The analyst starts the interview from comparing the celebration of seasonal traditions in Russia and in the so called “Pribaltica”. While speaking about the political elite of the region, Dmitry Kondrashov originates it back to 1947, when Lavrenty Beria started executing the horrific Stalin’s orders. The author calls this “korenisation” i.e. “incrustation”. According to Dmitry Kondrashov, then Moscow was supported by the local elite which had local power and didn’t even dream about the federal centre.  Though this centre prohibited people from following any ideology, it tolerated religious holidays, e.g. Christmas. The national elites were supplied by the federal centre, whereas russification is an invented concept (Dmitry Kondrashov).

Moscow“was so good” that, for instance, didn’t prohibit a soviet writer (later president of Estonia Lennart Meri) to communicate with the U.S. intellectuals. Consequently “Pribaltica” has become a “showcase” of the Soviet Union, whereas Estonia’s standard of living was higher than in Denmark (pursuant to CIA data provided by the Estonian writer Uno Lacht).

What ”Pribaltica” could expect in the future? According to the above interview, it has two options: either economic degradation (if priority is given to a titular nation) or prosperity in case of integration into Russian market. By this the efforts are made to prove that the plan for the establishment of the Eurasian Union (it is currently very popular in Russia) should also be attractive for the Baltic States.

On the New Year eve Russian Foreign Ministry issued a statement addressing the situation of Russian minorities in foreign countries. According to Konstantin Dolgov, the Ministry’s envoy on human rights, the rights of Russian speaking people are violated in the Baltic States, especially in Estonia and Latvia, including spreading Nazi ideas and the revision of the decisions of the Nuremberg Trials. “These are extremely dangerous trends, and we’ll continue to ask our partners to address this issue”, said Dolgov.

On the very last day of December the Italian magazine Limes published the article about Baltic States after 20 years of Independence. It says, regretfully, that neither Estonia, nor Latvia or Lithuania have desire to fight for freedom and that economic downturn killed the last seeds of patriotism. The article asks: where is solidarity of the Baltic States which was so strong during the singing revolution?

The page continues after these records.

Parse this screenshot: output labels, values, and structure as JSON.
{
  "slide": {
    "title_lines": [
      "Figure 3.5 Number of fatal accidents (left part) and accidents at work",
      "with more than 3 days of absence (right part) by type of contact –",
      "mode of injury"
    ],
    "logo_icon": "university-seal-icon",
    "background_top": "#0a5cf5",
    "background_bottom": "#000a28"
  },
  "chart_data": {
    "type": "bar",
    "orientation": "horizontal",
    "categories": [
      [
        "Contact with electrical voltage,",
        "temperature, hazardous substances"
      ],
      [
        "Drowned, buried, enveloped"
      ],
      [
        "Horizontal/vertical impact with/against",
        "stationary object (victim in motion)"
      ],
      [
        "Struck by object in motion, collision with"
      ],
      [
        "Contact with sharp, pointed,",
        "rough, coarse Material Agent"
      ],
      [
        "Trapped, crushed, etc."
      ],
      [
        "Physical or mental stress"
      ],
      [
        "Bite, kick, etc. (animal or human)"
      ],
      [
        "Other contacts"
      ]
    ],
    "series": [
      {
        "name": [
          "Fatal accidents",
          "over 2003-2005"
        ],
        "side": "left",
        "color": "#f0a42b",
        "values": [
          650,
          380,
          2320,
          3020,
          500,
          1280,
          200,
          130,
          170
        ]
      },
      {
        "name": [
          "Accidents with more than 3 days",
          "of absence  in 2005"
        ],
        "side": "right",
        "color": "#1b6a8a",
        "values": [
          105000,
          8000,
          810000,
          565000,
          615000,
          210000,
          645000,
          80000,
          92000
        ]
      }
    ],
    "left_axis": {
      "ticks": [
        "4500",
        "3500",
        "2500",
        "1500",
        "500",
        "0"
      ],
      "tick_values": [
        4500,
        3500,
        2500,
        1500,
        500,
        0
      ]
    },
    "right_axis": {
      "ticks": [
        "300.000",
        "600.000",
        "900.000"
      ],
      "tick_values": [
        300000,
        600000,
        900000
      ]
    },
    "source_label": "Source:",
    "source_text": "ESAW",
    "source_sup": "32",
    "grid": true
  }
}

After the 1991 putsch in Moscow the three Baltic States quickly stepped away from Russia and started reforms which have brought the countries to the threshold of NATO and EU memberships. Limes asks: Why the Baltic Tigers have suddenly stopped? The 2008-2009 crisis had such a huge impact on Estonia, Lithuania and Latvia, that GDP in one of them (Latvia) dropped by 18 percent.

According to publication, this is the major issue determining the disagreements between the majority of population and ethnic minorities in Baltic States.  By the way, the article highlights that Lithuania has been hastily looking for the ways of taking away the control of supply of energy resources from Russia. Unfortunately, so far its efforts are in vain. The construction of the Visaginas Nuclear Power Plan has also been delayed.

The magazine quotes the British Daily Mail: if the Euro zone and the entire EU collapses, Russia will return to Baltic States and in 2015 will occupy Latvia, later Estonia and Lithuania and then Belarus and Moldova. Though Limes dissociates itself from the above fantasies, it says that history is in a constant process of change, the same could be said about the European integration or evaluation of the status of separate regions.

We can also assure that Independence of the Baltic States is very stable and that it is impossible to shatter it by any persuasion or expostulation. Let’s assume that Dmitry Kondrashov did know what he meant by the words that “then “Pribaltica” signed a civilization sentence and the current economic crisis enforced this sentence”. The EU is not able to help, whereas Russia with the army of Russian speaking population abroad can extend a helping hand.